Berikut hasil diskusi FGD Kemenag dengan Asosiasi PPIU terkait Mitigasi Risiko Permasalahan Umroh 1444 Hijriyah.
1. Penyelenggaraan ibadah umroh harus sesuai dengan regulasi pada UU Nomor 8 Tahun 2019 dan UU Nomor 11 Tahun 2020, bahwa Perjalanan Ibadah Umrah Wajib Melalui PPIU. Hal tersebut sebagai bahan penguatan diplomasi penyelenggaraan ibadah umroh dengan pihak pemerintah Kerajaan Arab Saudi.
2. Ketentuan tentang penyelenggaraan ibadah umroh wajib dilakukan oleh PPIU, perlu disosialisasikan secara intensif dan masif oleh pemerintah bersama PPIU.
3. Terkait dengan keterbatasan ketersediaan vaksin, Kemenkes RI memberikan respons sebagai berikut:
a. Merelokasi ketersediaan vaksin meningitis saat ini dengan mendistribusikan vaksin sesuai dengan sebaran jamaah umroh pada masing-masing provinsi.
b. Melakukan percepatan penyediaan vaksin meningitis sebanyak 220 ribu vaksin yang rencananya akan tersedia pada Oktober 2022.
c. Bekerja sama dengan produsen untuk memproduksi secara mandiri vaksin meningitis di dalam negeri.
d. Berkoordinasi dengan ITAGI (Komite Penasihat Ahli Imunisasi Indonesia) terkait dengan rekomendasi dan kajian terkini tentang vaksinasi, antara lain mengusulkan memperpanjang waktu masa lindung vaksin dari 2 tahun menjadi 3-5 tahun (sesuai merk vaksin).

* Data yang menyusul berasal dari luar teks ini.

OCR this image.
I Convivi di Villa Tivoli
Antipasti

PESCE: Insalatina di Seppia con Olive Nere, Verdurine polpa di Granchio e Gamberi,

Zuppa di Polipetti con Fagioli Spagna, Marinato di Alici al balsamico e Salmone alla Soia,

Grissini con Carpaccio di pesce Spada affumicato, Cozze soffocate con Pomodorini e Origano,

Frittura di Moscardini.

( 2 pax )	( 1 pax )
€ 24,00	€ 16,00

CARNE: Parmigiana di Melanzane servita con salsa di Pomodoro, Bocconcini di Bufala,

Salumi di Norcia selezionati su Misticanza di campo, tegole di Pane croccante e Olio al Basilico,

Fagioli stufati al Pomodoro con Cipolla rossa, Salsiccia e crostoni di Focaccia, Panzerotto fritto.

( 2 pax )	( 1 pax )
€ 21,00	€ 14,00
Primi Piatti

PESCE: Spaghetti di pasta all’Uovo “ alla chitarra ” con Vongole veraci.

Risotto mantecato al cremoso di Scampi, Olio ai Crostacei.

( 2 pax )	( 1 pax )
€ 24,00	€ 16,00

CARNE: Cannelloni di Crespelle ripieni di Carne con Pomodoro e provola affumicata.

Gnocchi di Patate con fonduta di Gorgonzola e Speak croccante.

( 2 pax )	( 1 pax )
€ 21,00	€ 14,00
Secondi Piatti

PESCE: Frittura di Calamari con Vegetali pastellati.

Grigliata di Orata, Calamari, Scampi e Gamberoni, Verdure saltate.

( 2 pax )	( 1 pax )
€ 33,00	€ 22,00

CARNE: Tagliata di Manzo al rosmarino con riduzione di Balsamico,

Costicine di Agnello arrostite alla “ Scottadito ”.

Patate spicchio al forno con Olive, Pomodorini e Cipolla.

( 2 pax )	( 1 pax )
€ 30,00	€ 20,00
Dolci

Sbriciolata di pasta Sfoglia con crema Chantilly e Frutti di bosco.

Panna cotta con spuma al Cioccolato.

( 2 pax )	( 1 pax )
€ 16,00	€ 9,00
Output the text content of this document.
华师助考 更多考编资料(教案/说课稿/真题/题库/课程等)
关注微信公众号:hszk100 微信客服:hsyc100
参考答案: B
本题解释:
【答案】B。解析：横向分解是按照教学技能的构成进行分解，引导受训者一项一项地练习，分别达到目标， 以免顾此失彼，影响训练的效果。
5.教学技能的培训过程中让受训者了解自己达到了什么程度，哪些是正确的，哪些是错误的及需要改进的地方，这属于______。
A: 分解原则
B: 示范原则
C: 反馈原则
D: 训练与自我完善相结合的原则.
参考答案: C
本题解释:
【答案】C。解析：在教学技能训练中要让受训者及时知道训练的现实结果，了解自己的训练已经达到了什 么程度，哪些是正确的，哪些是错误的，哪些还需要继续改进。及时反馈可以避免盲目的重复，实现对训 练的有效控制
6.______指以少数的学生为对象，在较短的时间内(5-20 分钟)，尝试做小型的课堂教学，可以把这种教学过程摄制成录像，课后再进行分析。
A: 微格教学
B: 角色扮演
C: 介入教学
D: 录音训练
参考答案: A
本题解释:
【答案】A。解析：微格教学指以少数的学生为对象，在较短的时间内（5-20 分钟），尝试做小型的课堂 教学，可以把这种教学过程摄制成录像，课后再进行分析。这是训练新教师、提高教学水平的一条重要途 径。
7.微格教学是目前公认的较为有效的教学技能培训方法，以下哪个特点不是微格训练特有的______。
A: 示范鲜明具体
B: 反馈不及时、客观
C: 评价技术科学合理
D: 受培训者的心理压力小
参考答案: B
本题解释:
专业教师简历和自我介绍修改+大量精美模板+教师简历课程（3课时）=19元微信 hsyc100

4. Perlu dibuatkan regulasi (SOP) pemberangkatan jamaah umroh 1444 Hijriyah yang dengan melibatkan seluruh stakeholder umrah.
5. Perlu kesepakatan antara maskapai dengan PPIU untuk mengatur komponen penerbangan umrah dengan melibatkan pihak Komite Pengawasan Persaingan Usaha (KPPU), Badan Perlindungan Konsumen Nasional (BPKN), serta Lembaga Perlindungan Konsumen Penerbangan dan Pariwisata.